ただし、見た目だけで浅い容器を選ぶと育てられる野菜が限られるため、深さと排水性もあわせて選びましょう。

容器 向く場所 見た目の効果
深型プランター ベランダ 統一しやすい
丸鉢 玄関脇 柔らかい印象
木枠 区画が整う
不織布鉢 移動場所 軽く扱える

通路

庭の菜園では、通路を土のままにすると雨の日にぬかるみ、見た目も荒れやすくなります。

飛び石、レンガ、ウッドチップ、防草シートなどで歩く場所を決めると、雑草対策と景観づくりを同時に進められます。

ベランダでは床に土がこぼれても掃除しやすいように、鉢の下へすのこやトレーを置くと清潔感を保ちやすくなります。

通路の素材は庭全体の雰囲気に影響するため、家の外壁やフェンスの色に近いものを選ぶと自然になじみます。

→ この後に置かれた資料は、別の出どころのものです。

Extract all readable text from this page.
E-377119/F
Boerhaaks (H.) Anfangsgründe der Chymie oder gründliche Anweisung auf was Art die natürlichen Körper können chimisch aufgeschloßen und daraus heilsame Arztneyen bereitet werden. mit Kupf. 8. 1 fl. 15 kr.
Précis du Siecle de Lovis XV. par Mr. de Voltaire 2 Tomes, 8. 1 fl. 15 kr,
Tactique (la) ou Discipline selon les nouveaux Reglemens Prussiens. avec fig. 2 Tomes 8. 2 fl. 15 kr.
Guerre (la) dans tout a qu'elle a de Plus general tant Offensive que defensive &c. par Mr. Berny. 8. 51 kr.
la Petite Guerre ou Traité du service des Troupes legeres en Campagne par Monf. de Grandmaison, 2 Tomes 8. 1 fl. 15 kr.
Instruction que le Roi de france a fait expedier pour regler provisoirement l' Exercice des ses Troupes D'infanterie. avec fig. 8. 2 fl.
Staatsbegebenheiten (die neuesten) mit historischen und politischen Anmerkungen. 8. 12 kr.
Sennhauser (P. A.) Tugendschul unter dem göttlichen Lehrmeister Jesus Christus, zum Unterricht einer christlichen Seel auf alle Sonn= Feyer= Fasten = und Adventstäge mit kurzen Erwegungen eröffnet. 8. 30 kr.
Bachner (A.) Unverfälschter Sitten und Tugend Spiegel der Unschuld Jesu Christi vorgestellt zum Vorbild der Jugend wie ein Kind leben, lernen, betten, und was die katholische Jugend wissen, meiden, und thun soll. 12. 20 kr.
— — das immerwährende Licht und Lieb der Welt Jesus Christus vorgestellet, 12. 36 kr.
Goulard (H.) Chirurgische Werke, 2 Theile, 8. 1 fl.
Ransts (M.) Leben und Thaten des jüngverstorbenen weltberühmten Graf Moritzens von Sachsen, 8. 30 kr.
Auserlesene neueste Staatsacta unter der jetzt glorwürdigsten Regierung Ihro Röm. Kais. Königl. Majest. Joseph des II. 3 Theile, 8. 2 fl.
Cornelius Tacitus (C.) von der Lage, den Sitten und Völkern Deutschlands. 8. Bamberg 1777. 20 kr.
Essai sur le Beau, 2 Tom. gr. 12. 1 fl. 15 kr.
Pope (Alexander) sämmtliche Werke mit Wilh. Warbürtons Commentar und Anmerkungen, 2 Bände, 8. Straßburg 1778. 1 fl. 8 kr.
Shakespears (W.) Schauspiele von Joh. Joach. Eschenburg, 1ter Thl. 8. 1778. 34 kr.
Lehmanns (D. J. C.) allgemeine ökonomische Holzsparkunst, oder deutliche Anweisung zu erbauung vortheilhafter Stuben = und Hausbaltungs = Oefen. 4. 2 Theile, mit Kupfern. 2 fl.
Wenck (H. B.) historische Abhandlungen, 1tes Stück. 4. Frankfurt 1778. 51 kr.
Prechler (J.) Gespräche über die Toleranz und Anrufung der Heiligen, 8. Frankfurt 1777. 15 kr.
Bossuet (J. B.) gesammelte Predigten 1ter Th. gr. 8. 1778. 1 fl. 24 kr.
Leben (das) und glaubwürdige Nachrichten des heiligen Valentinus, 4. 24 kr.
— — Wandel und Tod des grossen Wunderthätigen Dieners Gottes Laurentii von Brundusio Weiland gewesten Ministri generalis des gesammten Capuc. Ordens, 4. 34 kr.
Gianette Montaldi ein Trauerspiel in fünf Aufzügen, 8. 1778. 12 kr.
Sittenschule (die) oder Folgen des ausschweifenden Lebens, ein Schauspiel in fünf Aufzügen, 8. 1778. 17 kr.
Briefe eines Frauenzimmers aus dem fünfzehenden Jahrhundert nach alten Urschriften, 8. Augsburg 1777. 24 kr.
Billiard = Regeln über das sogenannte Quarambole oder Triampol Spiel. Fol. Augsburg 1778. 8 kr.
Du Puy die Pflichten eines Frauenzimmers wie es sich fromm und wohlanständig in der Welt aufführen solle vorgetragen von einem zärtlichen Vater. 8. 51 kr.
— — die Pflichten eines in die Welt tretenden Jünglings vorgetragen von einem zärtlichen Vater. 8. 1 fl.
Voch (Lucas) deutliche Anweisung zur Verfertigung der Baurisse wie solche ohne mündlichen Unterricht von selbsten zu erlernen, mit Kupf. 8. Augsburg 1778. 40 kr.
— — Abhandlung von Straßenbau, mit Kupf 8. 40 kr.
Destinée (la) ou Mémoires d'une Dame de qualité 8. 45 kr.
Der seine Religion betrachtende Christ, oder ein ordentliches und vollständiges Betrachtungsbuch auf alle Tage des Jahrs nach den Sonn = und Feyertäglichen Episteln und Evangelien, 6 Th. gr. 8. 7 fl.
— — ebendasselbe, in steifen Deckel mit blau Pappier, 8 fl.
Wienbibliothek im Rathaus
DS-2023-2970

水が流れる場所に厚く敷きすぎると排水を妨げることがあるため、見た目だけでなく雨の日の状態も確認しましょう。

  • 歩く場所を固定
  • 泥はねを減らす
  • 掃除しやすくする
  • 資材の色をそろえる
  • 水の流れを妨げない

支柱

支柱やネットは野菜を支えるために必要ですが、向きや高さがばらばらだと菜園全体が雑に見えやすくなります。

ミニトマトやキュウリなど支柱が必要な野菜は一列にまとめ、同じ高さの支柱を使うと整った印象になります。

使わない支柱やひもをその場に置きっぱなしにせず、道具入れや壁際にまとめると、狭い菜園でもすっきり見えます。

支柱は成長してから慌てて立てると根を傷めることがあるため、植え付け時点で位置を決めておくと安心です。

ネットを使う野菜は風を受けやすいため、見た目のよさだけでなく、固定しやすい壁側や奥側にまとめると管理しやすくなります。

支柱管理 方法 効果
高さ 同じ規格 整って見える
向き 一方向 作業しやすい
ネット 奥に設置 影を調整
予備 まとめて収納 散らからない

最初は小さく区切るほど続けやすい

バナナの皮や野菜くずをまとめた生ごみのイメージ

家庭菜園のレイアウトで大切なのは、最初から完璧な配置図を作ることではなく、毎日無理なく世話できる小さな形を作ることです。

初心者は、日当たりのよい場所に実ものを置き、手前に収穫頻度の高い葉物やハーブを置き、奥に支柱野菜をまとめるだけでも管理が楽になります。

庭では1畳から1坪ほどに区切り、ベランダでは避難経路と排水口を空けたうえで、深型プランターを少数から始めると失敗を減らせます。

野菜が大きくなる前提で余白を残し、春夏と秋冬の入れ替えまで考えておくと、季節が変わっても菜園が崩れにくくなります。

見た目を整えたい場合も、容器、通路、支柱の方向をそろえるだけで、管理しやすくおしゃれな菜園に近づきます。

まずは育てたい野菜を全部並べるのではなく、よく使う野菜を少しだけ置き、収穫しながら自分の庭やベランダに合う配置へ調整していきましょう。